Schedule


Zoom link
Passcode: LAMBDA

2026-spring-summer

Speaker Time ∧ Location Paper
Abstract
Matthew Keenan June 25th, 10-11:30am@4901 BBB Isabelle: The next 700 theorem provers
We'll take a look at the design and history of the Isabelle proof assistant, how its philosophy differs to that of rocq/lean, what it's strengths are, and why it never quite got the hype.
Thomas Porter June 11th, 10-11:30am@4901 BBB Design and Implementation of the Andromeda Proof Assistant
Andromeda is an LCF-style proof assistant where the user builds derivable judgments by writing code in a meta-level programming language AML. The only trusted component of Andromeda is a minimalist nucleus (an implementation of the inference rules of an object-level type theory), which controls construction and decomposition of type-theoretic judgments. Since the nucleus does not perform complex tasks like equality checking beyond syntactic equality, this responsibility is delegated to the user, who implements one or more equality checking procedures in the meta-language. The AML interpreter requests witnesses of equality from user code using the mechanism of algebraic operations and handlers. Dynamic checks in the nucleus guarantee that no invalid object-level derivations can be constructed. To demonstrate the flexibility of this system structure, we implemented a nucleus consisting of dependent type theory with equality reflection. Equality reflection provides a very high level of expressiveness, as it allows the user to add new judgmental equalities, but it also destroys desirable meta-theoretic properties of type theory (such as decidability and strong normalization). The power of effects and handlers in AML is demonstrated by a standard library that provides default algorithms for equality checking, computation of normal forms, and implicit argument filling.
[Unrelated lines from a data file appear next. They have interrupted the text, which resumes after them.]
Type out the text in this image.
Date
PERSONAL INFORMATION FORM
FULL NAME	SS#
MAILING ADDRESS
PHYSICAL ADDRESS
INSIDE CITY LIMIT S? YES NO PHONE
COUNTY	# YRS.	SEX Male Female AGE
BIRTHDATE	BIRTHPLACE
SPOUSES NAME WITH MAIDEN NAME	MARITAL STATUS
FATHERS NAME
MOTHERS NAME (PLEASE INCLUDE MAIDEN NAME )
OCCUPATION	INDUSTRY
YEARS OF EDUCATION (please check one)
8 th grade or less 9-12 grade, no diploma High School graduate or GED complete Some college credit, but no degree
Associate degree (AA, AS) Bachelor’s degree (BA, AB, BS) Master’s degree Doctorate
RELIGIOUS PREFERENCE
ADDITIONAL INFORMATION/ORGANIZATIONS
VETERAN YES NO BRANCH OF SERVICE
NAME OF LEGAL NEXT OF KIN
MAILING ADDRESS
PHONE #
Users can extend these new algorithms by providing local "hints" or by completely replacing these algorithms for particular developments. We demonstrate the resulting system by showing how to axiomatize and compute with natural numbers, by axiomatizing the untyped lambda-calculus, and by implementing a simple automated system for managing a universe of types.

2026-winter

Speaker Time ∧ Location Paper
Abstract
Alexander Bandukwala April 9th, 10-11:30am@4901 BBB Unison: yesterday's tomorrow, today
Unison is a statically-typed, functional programming language that takes a fundamentally different approach to code organization by storing programs in a database rather than as text files. Its most distinctive innovation is content-addressed code — using hashes instead of names for references — which eliminates an entire class of dependency conflicts. The language also introduces "abilities" for effect handling, enabling elegant distributed programming where computations can be seamlessly moved across network boundaries with automatic dependency deployment. Unison supports live refactoring with continuous typechecking and direct value serialization, fundamentally rethinking how modern software development workflows operate.
Steven Schaefer January 15th, 10-11:30am@4901 BBB Controlling unfolding in type theory
We present a new way to control the unfolding of definitions in dependent type theory. Traditionally, proof assistants require users to fix whether each definition will or will not be unfolded in the remainder of a development; unfolding definitions is often necessary in order to reason about them, but an excess of unfolding can result in brittle proofs and intractably large proof goals. In our system, definitions are by default not unfolded, but users can selectively unfold them in a local manner. We justify our mechanism by means of elaboration to a core theory with extension types -- a connective first introduced in the context of homotopy type theory -- and by establishing a normalization theorem for our core calculus. We have implemented controlled unfolding in the cooltt proof assistant, inspiring an independent implementation in Agda.